An indefinite vacancy atop the ATF

Updated
U.S. Attorney B. Todd Jones, President Obama's choice to lead the ATF
U.S. Attorney B. Todd Jones, President Obama's choice to lead the ATF
Associated Press

In January, President Obama unveiled a fairly detailed policy agenda on preventing gun violence, featuring 23 executive actions, some of which were quite mundane. For example, the president nominated a director for the ATF, which seems like a no-brainer.

As we talked about in February, Republicans really shouldn’t have a problem with this. After all, GOP officials who routinely say federal officials should simply enforce the gun laws already on the books – as opposed to approving new gun laws – and if the focus is going to be on enforcement, it makes sense to approve a staff for the government agency responsible for, you know, enforcement.

So, President Obama nominated U.S. Attorney B. Todd Jones to lead the agency, though the odds of his confirmation are poor.

The Bureau of Alcohol, Tobacco, Firearms and Explosives has been without a permanent director since 2006. Based on a Senate hearing today, the agency is going to have to keep waiting.

Sen. Charles Grassley, the top Republican on the Senate Judiciary Committee, sparred with Democrats during the nomination hearing for B. Todd Jones over the panel’s procedures for the consideration of his nomination, as well as Jones’s record at the Justice Department and as acting head of the ATF.

That last point is of particular interest – Jones is already serving as the acting ATF director, though he splits his time with the agency, also serving as a U.S. Attorney. Sen. Amy Klobuchar (D-Minn.) touted the success Jones has had reforming the ATF and getting the agency back on track after the “Fast and Furious” controversy. The nominee has also received extensive support from the law enforcement community.

But for Senate Republicans none of this is likely to make a difference.

In this case, GOP senators even have an excuse to hold up the nomination.

Jones is under investigation for allegations that he retaliated against a whistle-blower while serving as U.S. Attorney for Minnesota. Details of the investigation are sparse because the probe is ongoing.

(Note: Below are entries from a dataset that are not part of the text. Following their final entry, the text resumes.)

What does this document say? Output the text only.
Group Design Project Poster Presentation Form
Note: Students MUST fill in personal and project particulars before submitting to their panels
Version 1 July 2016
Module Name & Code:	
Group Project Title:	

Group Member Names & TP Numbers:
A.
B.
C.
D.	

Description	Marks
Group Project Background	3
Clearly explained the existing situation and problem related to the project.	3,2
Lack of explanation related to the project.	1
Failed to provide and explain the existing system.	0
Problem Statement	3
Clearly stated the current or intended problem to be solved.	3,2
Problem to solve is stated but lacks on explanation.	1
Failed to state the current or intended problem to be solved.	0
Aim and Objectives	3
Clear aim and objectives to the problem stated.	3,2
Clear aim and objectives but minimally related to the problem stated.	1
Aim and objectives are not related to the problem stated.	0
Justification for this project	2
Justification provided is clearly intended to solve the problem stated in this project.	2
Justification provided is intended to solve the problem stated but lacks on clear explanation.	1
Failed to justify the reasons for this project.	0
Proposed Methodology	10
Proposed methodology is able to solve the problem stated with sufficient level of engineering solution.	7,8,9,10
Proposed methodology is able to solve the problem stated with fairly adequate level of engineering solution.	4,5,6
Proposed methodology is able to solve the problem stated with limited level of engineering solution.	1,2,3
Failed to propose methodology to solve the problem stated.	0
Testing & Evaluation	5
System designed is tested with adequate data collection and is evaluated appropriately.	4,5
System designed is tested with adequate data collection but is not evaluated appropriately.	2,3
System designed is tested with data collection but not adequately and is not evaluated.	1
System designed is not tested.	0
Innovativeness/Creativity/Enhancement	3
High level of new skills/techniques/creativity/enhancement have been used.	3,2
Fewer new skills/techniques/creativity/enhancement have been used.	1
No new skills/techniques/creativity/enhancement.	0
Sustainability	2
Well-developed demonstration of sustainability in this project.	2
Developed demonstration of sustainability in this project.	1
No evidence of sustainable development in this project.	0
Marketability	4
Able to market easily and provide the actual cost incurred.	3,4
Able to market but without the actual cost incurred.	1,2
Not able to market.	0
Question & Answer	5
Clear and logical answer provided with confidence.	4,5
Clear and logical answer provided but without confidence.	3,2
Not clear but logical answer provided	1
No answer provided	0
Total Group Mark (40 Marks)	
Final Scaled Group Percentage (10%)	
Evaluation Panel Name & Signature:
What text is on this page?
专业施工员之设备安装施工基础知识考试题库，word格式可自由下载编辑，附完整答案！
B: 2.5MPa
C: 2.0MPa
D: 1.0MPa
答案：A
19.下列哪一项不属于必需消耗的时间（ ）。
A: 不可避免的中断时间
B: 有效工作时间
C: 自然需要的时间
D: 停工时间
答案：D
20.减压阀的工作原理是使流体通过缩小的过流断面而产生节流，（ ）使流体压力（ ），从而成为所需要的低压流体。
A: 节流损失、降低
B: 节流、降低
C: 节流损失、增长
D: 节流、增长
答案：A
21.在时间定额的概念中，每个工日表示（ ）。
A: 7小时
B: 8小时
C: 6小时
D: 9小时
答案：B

The ATF nominee told the senators he has never taken any adverse actions against an employee and said he was surprised by the allegations.

I can’t speak to the veracity of the allegations, but in all likelihood, Jones would draw Republican opposition whether the charges existed or not – NRA lobbying has successfully prevented anyone from being confirmed to head the ATF for the last seven years, and if the whistleblower matter weren’t available, Senate Republicans would no doubt come up with some other pretense.